Before I get into specifics, I just want to say how much I love the feedback audio prompt that follows "Hey Lumin." When you utter the phrase, you're quickly met with the system's audio response "Yeah?" There's also a visual indicator in case you didn't catch the snappy reply. The audio response is generally fast and, somehow, encouraging, and thus makes using the voice interface a lot more fun.

Now for the downside, that same helpful voice, which is clearly meant to help train you to use the voice controls, frequently talks over you while trying to tell you how to use it. So, once I familiarized myself with the voice controls and wanted to move fast, I couldn't because I was often interrupted by the voice of Lumin giving me guidance on an operation I'd already learned. If there's a way to turn this off, I couldn't find it.

Assuming I didn't miss something, in a future update it would be good to provide a non-training wheels option that lets us do away with the guidance help. That said, when you're first getting used to using the voice controls, I'll admit that the voice guidance was very helpful.

Is It Useful?

The voice controls in the updated Lumin OS let you combine voice commands and gaze tracking, which means you can perform a kind of AR magic by issuing a verbal command and then finishing that command off with just a look in a certain direction.

For example, you can say, "Hey Lumin, open Helio" (Magic Leap's web browser app). And once the app is open, if it's hovering in an inconvenient area in your workspace, you can say, "Hey Lumin, move this," which will make the app moveable. Then, just by looking at a particular area while in move mode, you can say, "Put it there," and the object will lock into that new position.

Similarly, if you have a number of windows open at the same time, you can simply say, "Hey Lumin, close everything," and your workspace will be cleared.

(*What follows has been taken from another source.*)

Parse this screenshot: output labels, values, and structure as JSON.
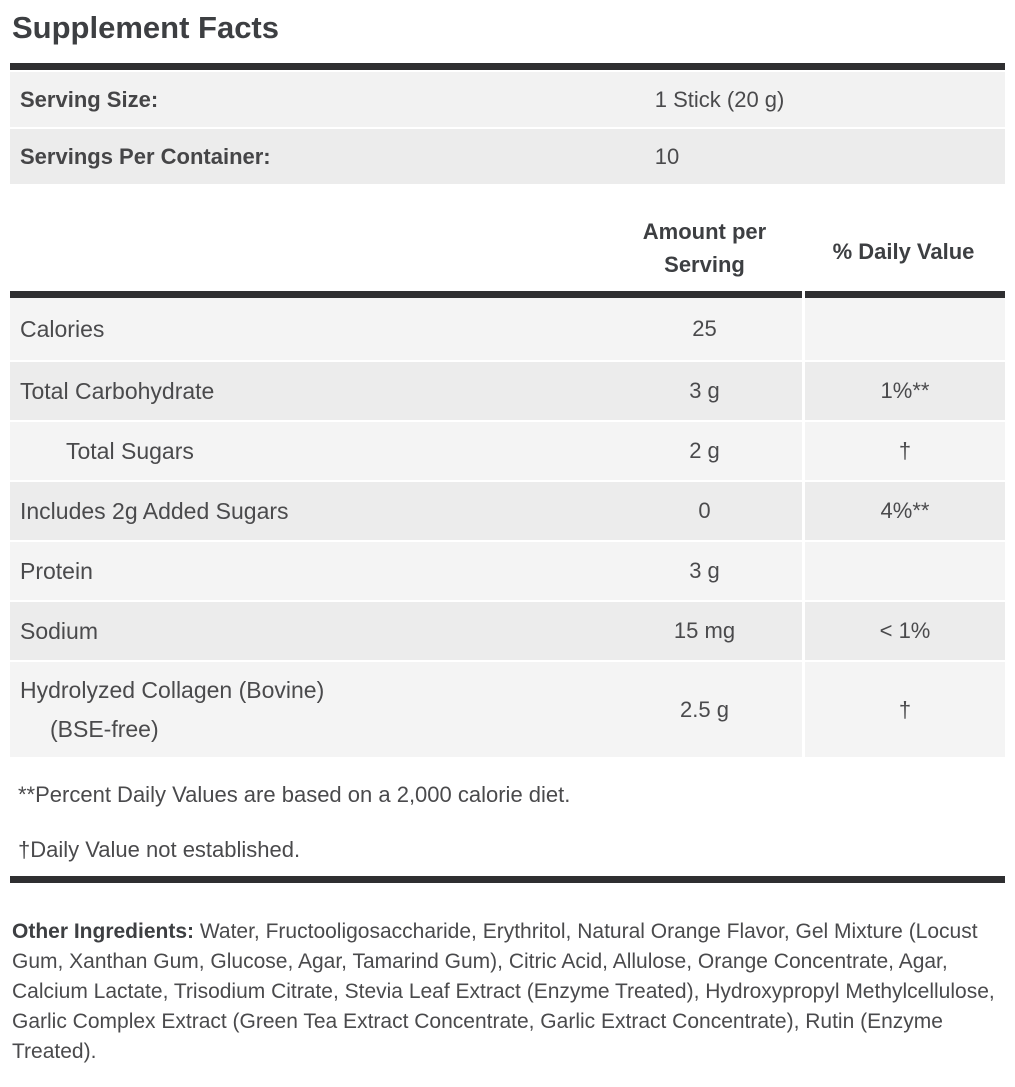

You can do the same thing with a single app by saying "Hey Lumin, exit this," while looking at the app in question.

These controls also allow you to mute or raise and lower the volume of the headset, which is particularly helpful when attempting to interact with the spatial computing environment versus the real world at the same time.

Downsides

So far, I haven't encountered too many downsides, but there are a couple worth mentioning. First off, I did notice a bit of a lag at times when issuing commands. That could be due to a number of factors, but, in general, the lag kind of erases some of the advantages of using voice control in terms of speed and efficiency.

Thankfully, the lag wasn't persistent or particularly pronounced during my sessions, but when it happens, it diminishes the experience.

The other issue regarding voice control relates to its interface limitations within apps. Smoothly moving between apps via voice control is pretty fun and powerful, but some apps that don't require delicate, Control-based operations would be even more powerful if voice control extended deeper into the app's functions.

Needing to switch from voice control to using the handheld Control device to manipulate an app's internal interface is a less than optimal way to work, especially when you're really enjoying the freedom and ease of voice control.

Conclusion

If you're a Magic Leap gamer or casual user, I'm not sure the voice controls will be a huge difference maker. However, if you're an enterprise user of any sort (medical, factory floor, industrial design, etc.) using the new voice control functions could make multitasking far easier. Still, this hands-free, Control-free method of controlling the Magic Leap device will only truly reach its potential when more apps are designed to allow for full interface control via voice.

Nevertheless, this initial voice offering is a great beginning to what could eventually surpass gestures and Control-based pointing as a more natural way to interact with the device.